La Mostra itinerante del Ventennale di Psicomotricità Funzionale si sposta in varie regioni italiane con un progetto realizzato attraverso la raccolta e la selezione di vecchi video d’archivio dell’ISFAR “Scuola Jean Le Boulch”, per ripercorrere la storia dell’evoluzione del pensiero di Jean Le Boulch tradotto in principi teorici e le varie prassi operative guidate dalla sua collaboratrice René Essioux.

Si tratta di un racconto in immagini che interessa quanti hanno voluto consolidare la propria mente e la propria azione con le radici che si trovano nell’archivio della storia di una scienza. Così, come fossero tratti da un vecchissimo album di foto di famiglia in soffitta, i numerosi episodi tesoreggiati ma non certo dimenticati che compongono oggi la Mostra, hanno ripreso vita, tanto da far venire la voglia di ripercorrere una storia e conoscerne i suoi protagonisti. La Mostra si sta dimostrando un’attività culturale apprezzata per la grande utilità, poiché rende conoscibile lo sconosciuto, visibile l’immaginato, concreto l’astratto. Si è potuto così soddisfare con dimostrazioni certe chi era curioso di sapere meglio e assai più da vicino il ruolo importantissimo di Jean Le Boulch e gli eventi che hanno dato vita alla sua scienza, la Psicomotricità Funzionale. E per quanti non hanno avuto il piacere di incontrare personalmente Jean e René, la mostra permette di avvicinarli, fissarne la fisionomia e ogni caratteristica che li distingue nell’agire e nel relazionare, impegnati nel loro fare, vitali, ingegnosi e operosi come sempre ricchi di grande sapienza ed entusiasmi.  I video assai articolati consentono così di volgere uno sguardo al passato e alle origini di cui si sostanzia l’unione degli psicomotricisti funzionali che condividono la paternità di una professione ed interagiscono sulla base di aspettative condivise per uno slancio nel presente e nel futuro delle professioni intellettuali.
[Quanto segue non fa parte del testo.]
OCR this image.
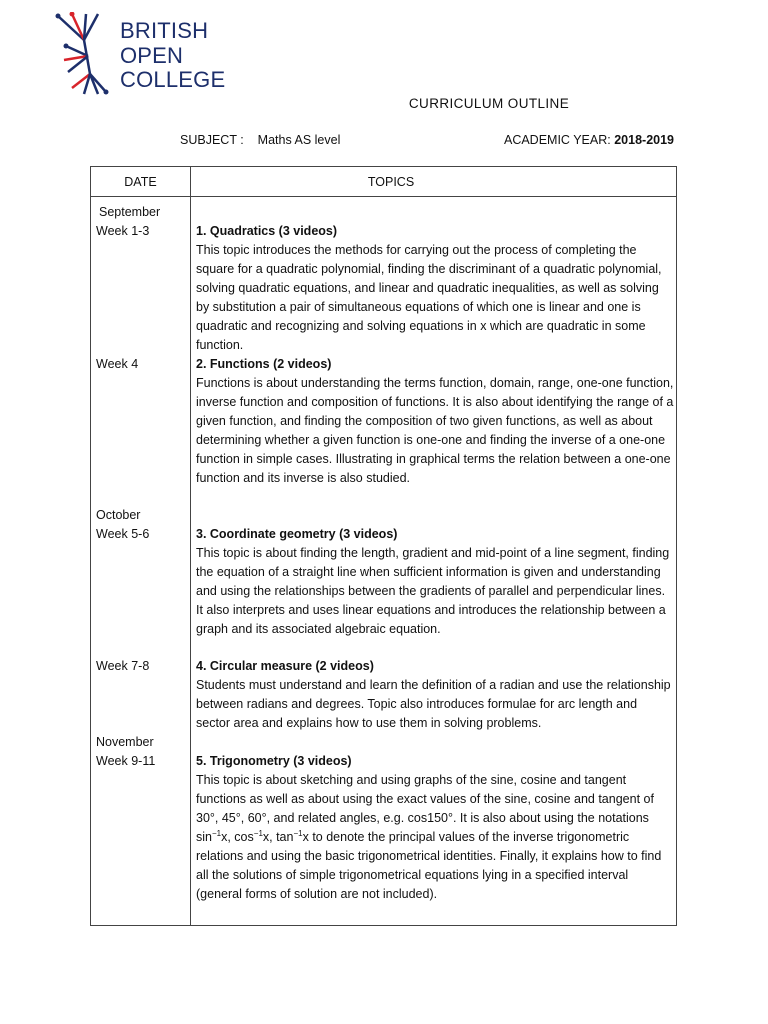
BRITISH
OPEN
COLLEGE
CURRICULUM OUTLINE
SUBJECT : Maths AS level	ACADEMIC YEAR: 2018-2019
DATE	TOPICS
September
Week 1-3	1. Quadratics (3 videos)
This topic introduces the methods for carrying out the process of completing the square for a quadratic polynomial, finding the discriminant of a quadratic polynomial, solving quadratic equations, and linear and quadratic inequalities, as well as solving by substitution a pair of simultaneous equations of which one is linear and one is quadratic and recognizing and solving equations in x which are quadratic in some function.
Week 4	2. Functions (2 videos)
Functions is about understanding the terms function, domain, range, one-one function, inverse function and composition of functions. It is also about identifying the range of a given function, and finding the composition of two given functions, as well as about determining whether a given function is one-one and finding the inverse of a one-one function in simple cases. Illustrating in graphical terms the relation between a one-one function and its inverse is also studied.
October
Week 5-6	3. Coordinate geometry (3 videos)
This topic is about finding the length, gradient and mid-point of a line segment, finding the equation of a straight line when sufficient information is given and understanding and using the relationships between the gradients of parallel and perpendicular lines. It also interprets and uses linear equations and introduces the relationship between a graph and its associated algebraic equation.
Week 7-8	4. Circular measure (2 videos)
Students must understand and learn the definition of a radian and use the relationship between radians and degrees. Topic also introduces formulae for arc length and sector area and explains how to use them in solving problems.
November
Week 9-11	5. Trigonometry (3 videos)
This topic is about sketching and using graphs of the sine, cosine and tangent functions as well as about using the exact values of the sine, cosine and tangent of 30°, 45°, 60°, and related angles, e.g. cos150°. It is also about using the notations $\sin^{-1}x$, $\cos^{-1}x$, $\tan^{-1}x$ to denote the principal values of the inverse trigonometric relations and using the basic trigonometrical identities. Finally, it explains how to find all the solutions of simple trigonometrical equations lying in a specified interval (general forms of solution are not included).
Professionisti con ruoli interrelati che dalle radici genealogiche e di pensiero, se partecipi alla Mostra, potranno meglio progettare e decidere in gruppo e con una forza dinamica vitale le risposte che la società si attende da questi specialisti e dalla loro organizzazione che li rappresenta. Ogni persona interessata ed in particolare ciascun associato, può crescere perciò in conoscenza e abilità e rendersi consapevole dell’interdipendenza, cioè del bisogno che l’uno ha dell’altro per arrivare agli scopi che gli associati si sono prefissati per soddisfare la coesione e l’identificazione.

La Mostra itinerante Jean Le Boulch diviene così l’occasione per mantenere vivo il ricordo di un caposcuola che con grande responsabilità ha lasciato al mondo scientifico e professionale il patrimonio della sua scienza, e per condividere assieme ai tanti visitatori, conoscenze ed esperienze atte a stabilire alleanze sostenute dal successo e dal prestigio dello Psicomotricista Funzionale.